Nosotros, después de valorar las circunstancias jurídicas y sociales que presiden este contexto, nos decantamos por la “teoría de la no reforma”, pues consideramos, en relación con los dos preceptos constitucionales aludidos, que el art. 93 efectivamente tiene la cobertura suficiente, mientras que el art. 9.1 queda intacto y libre de toda vulneración, ya que el nuevo Tratado Constitucional forma parte del “resto del ordenamiento jurídico”, sin que ello suponga el reconocimiento de ningún tipo de superioridad jerárquica de la Constitución española sobre el Tratado constitucional. De hecho, las relaciones jurídico-competenciales entre los Estados y La Unión se rigen por el principio de competencia, no de jerarquía, y es precisamente en este supuesto donde encaja prefectamente el art. 93. No obstante, en ningún caso debe dejarse de reconocer que, tarde o temprano, la Constitución Española deberá recoger expresamente en algún o alguno de sus artículos (1, 9.1, 93…) la mención o regulación de cuestiones relativas al Tratado Constitucional europeo.
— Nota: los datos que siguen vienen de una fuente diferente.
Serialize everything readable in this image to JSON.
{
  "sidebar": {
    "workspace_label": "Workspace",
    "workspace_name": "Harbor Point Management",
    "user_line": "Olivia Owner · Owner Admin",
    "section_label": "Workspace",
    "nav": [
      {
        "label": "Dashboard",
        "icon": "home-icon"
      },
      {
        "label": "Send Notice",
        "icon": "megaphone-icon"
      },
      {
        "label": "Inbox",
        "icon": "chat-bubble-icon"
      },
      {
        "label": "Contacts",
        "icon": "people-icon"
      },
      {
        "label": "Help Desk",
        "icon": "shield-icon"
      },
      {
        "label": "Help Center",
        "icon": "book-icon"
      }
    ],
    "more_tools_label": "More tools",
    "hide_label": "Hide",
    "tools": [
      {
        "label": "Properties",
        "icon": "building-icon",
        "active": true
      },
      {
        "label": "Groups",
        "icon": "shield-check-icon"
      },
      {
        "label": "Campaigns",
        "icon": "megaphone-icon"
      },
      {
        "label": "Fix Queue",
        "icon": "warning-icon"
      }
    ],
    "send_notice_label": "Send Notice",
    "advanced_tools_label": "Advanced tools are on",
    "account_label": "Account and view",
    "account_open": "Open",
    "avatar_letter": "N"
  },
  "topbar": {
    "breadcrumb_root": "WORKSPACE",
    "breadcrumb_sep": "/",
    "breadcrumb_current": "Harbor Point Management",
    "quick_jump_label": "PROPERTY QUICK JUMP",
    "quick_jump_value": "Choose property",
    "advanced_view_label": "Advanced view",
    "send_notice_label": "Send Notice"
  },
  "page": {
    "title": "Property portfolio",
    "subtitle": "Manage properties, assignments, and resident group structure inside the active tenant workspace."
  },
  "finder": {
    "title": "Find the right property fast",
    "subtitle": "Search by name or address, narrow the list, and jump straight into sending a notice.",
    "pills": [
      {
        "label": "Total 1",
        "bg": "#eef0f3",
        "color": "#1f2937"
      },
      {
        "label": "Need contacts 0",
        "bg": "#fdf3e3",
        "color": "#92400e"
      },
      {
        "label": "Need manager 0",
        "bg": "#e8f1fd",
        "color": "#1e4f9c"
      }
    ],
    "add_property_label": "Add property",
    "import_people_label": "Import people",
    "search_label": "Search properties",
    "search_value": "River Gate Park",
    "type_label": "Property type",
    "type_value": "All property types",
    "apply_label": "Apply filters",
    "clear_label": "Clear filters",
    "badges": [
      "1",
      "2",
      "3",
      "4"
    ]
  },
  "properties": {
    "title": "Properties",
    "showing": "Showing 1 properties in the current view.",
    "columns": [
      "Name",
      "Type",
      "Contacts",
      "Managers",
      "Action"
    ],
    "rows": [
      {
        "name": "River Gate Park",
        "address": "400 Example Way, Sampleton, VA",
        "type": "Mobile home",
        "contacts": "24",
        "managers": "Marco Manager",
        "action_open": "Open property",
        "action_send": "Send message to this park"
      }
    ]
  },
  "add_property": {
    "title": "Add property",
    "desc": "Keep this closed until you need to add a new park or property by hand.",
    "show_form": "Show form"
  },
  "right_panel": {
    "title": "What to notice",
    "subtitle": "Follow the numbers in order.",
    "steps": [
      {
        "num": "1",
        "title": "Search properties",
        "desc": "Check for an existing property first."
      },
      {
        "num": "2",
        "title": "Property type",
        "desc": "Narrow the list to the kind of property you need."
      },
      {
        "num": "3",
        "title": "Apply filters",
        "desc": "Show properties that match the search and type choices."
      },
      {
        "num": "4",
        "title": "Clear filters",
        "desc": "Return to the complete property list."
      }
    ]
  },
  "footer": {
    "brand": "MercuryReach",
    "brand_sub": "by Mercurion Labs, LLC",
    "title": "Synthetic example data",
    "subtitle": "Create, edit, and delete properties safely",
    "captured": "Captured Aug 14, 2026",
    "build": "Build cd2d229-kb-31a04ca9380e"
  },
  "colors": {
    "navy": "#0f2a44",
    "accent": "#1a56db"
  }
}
En conclusión, queda sobradamente demostrado que las Constituciones “española” y “europea” son perfectamente compatibles (formal y materialmente) y por ello deben integrarse; y que, por tanto, en cuanto a la posición jurídica del Tratado (de “los Tratados” en definitiva, pues pocas especialidades formales vemos que presenta el nuevo Tratado), que éste forma parte del “bloque de constitucionalidad” tal y como lo hemos definido en este trabajo, y ello en base a las anteriores argumentaciones, y en especial en base al ya analizado artículo I-6 (derecho de la Unión), que dispone que “la Constitución y el Derecho adoptado por las instituciones de la Unión en el ejercicio de las competencias que se le atribuyen primarán sobre el Derecho de los Estados miembros”, postulado que constituye el clásico principio de primacía del Derecho Europeo dentro de su ámbito material.